The Proof is Trivial!

It feels like you're using the Axiom of Choice here to select your pairwise disjoint open intervals. I'd much rather you didn't :P

A nice way of doing 485, which doesn't involve the axiom of choice, is setting up an equivalence relation.

You used choice in the bolded bit I think.

I don't think axiom of choice is needed. The rationals are unique from the equivalence relation and then the rationals can be well-ordered without the axiom of choice.

I don't think axiom of choice is needed. The rationals are unique from the equivalence relation and then the rationals can be well-ordered without the axiom of choice.

486, just let ln(9-x)=a*ln(3+x)

That was Putnam 1987/B1 if you're interested.

That was a Putnam problem? I'm surprised; I thought they tended to be a fair bit harder. The first couple of questions of the 2014 Putnam paper are quite nice ones if you are interested.

It does seem to be unusually easy. Most Putnam questions are beyond my reach at the moment but I'll see

Also, after unsuccessfully trying to compute jjpneed1's integral, I thought I'd search online and found this solution, which makes me feel better about my failed attempt.
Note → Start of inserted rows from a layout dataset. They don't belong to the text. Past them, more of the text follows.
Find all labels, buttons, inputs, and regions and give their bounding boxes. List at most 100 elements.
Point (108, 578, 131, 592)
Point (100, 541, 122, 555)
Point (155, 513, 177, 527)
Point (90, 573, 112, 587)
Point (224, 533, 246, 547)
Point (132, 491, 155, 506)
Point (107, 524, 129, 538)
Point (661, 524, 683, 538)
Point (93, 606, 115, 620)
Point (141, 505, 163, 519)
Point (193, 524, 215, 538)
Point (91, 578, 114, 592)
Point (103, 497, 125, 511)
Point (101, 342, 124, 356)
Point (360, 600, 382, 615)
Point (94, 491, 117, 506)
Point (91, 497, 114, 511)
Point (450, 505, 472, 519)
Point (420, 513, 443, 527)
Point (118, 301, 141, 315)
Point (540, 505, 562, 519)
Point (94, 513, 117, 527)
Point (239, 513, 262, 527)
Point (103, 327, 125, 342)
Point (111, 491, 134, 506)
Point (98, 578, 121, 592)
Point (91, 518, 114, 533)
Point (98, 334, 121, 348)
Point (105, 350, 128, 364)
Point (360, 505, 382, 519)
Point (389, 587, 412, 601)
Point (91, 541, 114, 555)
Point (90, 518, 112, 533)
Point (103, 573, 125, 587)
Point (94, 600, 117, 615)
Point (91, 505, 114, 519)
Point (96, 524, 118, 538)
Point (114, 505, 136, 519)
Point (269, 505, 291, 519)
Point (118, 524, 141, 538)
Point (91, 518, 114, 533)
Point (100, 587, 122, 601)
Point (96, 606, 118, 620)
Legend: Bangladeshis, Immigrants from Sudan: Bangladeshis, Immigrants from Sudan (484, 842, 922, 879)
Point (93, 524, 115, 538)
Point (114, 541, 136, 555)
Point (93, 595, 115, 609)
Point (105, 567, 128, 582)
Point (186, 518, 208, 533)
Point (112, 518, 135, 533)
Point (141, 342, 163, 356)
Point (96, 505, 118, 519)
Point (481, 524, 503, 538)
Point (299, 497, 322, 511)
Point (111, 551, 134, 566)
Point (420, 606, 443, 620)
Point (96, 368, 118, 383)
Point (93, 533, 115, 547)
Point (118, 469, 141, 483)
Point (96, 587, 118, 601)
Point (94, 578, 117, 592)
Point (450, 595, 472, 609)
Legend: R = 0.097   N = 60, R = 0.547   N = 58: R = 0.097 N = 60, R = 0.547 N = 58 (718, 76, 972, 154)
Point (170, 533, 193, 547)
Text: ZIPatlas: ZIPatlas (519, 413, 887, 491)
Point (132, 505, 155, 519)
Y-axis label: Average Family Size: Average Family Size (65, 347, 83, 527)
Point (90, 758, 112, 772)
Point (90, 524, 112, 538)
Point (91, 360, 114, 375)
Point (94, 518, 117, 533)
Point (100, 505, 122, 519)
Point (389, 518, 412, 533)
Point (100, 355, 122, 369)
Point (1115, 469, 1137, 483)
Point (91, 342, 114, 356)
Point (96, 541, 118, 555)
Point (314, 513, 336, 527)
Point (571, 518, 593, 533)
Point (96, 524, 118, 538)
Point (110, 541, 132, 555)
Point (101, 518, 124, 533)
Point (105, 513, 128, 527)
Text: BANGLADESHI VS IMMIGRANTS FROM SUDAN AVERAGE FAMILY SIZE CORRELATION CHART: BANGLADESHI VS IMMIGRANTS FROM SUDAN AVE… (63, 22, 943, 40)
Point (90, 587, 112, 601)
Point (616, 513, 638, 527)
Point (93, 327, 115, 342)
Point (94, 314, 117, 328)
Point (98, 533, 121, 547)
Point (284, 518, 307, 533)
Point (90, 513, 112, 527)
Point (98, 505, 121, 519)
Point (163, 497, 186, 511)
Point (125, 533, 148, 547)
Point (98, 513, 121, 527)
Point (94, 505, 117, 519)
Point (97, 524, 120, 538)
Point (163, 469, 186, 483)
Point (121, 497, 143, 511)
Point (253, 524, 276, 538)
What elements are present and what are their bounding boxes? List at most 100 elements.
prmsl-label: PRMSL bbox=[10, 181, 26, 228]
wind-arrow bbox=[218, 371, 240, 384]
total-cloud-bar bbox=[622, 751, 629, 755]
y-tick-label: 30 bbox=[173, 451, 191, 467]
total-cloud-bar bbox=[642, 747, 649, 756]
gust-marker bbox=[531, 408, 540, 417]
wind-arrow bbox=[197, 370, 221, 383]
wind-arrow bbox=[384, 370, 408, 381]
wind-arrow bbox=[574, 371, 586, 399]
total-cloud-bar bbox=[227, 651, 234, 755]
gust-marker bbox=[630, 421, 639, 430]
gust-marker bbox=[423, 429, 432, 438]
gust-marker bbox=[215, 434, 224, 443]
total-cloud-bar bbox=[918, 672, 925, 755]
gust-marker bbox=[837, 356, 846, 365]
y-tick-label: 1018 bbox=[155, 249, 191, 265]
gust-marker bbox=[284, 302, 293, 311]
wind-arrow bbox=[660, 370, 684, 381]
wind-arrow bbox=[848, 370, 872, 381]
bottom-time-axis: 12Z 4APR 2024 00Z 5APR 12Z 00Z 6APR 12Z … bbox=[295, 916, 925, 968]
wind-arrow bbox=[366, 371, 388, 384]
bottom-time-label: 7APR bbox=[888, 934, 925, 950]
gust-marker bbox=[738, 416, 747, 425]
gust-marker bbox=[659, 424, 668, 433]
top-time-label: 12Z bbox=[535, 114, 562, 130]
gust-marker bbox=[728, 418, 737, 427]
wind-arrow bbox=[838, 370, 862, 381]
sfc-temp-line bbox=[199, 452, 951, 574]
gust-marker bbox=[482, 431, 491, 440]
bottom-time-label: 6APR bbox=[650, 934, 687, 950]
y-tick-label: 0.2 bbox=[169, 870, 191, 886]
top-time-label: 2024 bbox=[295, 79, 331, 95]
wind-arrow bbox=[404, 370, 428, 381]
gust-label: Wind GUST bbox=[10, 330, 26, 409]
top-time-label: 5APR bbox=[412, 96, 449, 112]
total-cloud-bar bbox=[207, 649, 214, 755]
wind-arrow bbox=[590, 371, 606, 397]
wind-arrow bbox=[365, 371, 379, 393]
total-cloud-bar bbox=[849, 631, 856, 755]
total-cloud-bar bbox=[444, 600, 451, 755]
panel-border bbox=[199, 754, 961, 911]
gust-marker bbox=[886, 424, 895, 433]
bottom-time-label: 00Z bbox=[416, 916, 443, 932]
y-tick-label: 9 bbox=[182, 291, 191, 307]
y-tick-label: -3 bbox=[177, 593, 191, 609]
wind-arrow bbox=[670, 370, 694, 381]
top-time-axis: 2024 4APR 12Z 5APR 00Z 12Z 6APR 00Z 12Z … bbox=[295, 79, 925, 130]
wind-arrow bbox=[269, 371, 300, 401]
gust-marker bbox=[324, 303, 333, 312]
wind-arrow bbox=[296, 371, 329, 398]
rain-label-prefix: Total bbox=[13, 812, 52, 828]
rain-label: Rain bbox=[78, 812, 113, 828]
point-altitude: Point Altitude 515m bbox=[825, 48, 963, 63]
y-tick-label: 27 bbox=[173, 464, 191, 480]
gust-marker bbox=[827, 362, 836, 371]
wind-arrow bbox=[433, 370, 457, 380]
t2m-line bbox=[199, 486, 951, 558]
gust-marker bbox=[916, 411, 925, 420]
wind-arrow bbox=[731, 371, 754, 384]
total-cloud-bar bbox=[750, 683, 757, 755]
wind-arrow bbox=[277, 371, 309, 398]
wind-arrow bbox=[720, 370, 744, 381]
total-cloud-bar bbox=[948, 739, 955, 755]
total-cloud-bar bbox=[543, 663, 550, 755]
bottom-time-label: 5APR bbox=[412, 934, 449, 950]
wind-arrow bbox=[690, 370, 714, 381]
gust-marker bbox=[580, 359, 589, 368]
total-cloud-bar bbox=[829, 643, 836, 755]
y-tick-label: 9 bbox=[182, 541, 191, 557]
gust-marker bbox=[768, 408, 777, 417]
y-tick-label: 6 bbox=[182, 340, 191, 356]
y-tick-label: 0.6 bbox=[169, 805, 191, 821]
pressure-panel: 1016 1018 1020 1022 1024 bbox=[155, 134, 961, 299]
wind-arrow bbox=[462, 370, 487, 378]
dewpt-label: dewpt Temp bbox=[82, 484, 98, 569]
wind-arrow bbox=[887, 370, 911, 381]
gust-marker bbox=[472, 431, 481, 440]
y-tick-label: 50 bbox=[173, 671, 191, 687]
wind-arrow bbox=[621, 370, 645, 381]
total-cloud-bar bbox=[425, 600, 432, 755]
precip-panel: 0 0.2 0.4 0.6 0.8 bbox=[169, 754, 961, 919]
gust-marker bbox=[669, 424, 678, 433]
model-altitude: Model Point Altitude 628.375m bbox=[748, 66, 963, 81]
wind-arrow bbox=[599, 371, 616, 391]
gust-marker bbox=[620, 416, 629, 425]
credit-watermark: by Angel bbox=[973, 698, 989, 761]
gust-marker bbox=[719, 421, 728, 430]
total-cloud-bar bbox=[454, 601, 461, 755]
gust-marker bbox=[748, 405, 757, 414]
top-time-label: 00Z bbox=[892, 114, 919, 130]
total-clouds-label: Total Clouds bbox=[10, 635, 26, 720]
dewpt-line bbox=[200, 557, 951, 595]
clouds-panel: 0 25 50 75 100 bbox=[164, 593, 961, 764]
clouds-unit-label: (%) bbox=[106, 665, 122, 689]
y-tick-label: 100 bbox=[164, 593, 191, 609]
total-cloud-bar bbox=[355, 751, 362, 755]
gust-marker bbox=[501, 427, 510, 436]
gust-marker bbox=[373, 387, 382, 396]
That looks like a more complicated version of mine. How could I forget it equals $\pi /2$ though? What a nice result

Did you do it without complex analysis?

Split the original integral into a sum of two integrals (with same integrand): one from 0 to 1, other from 1 to infinity. Use x->1/x on the second and recombine the integrals. I think I then used integration by parts. From there you have to evaluate some relatively simpler integrals. It took me a while

Problem 487***

$f:\;(0,1)\to (0,1)$ satisfies $f(x)<x$. Let $\hat{f}(x) =\displaystyle \lim_{n\to\infty}\underbrace{f(f(\cdots f}_n(x)\cdots);$ can $\hat{f}$ take uncountably many values?

This seems too easy. yes since there are uncountably infinite real numbers between 0 and 1. Seems so easy I feel like I've missed something, or at least f(x) can take uncountably many values.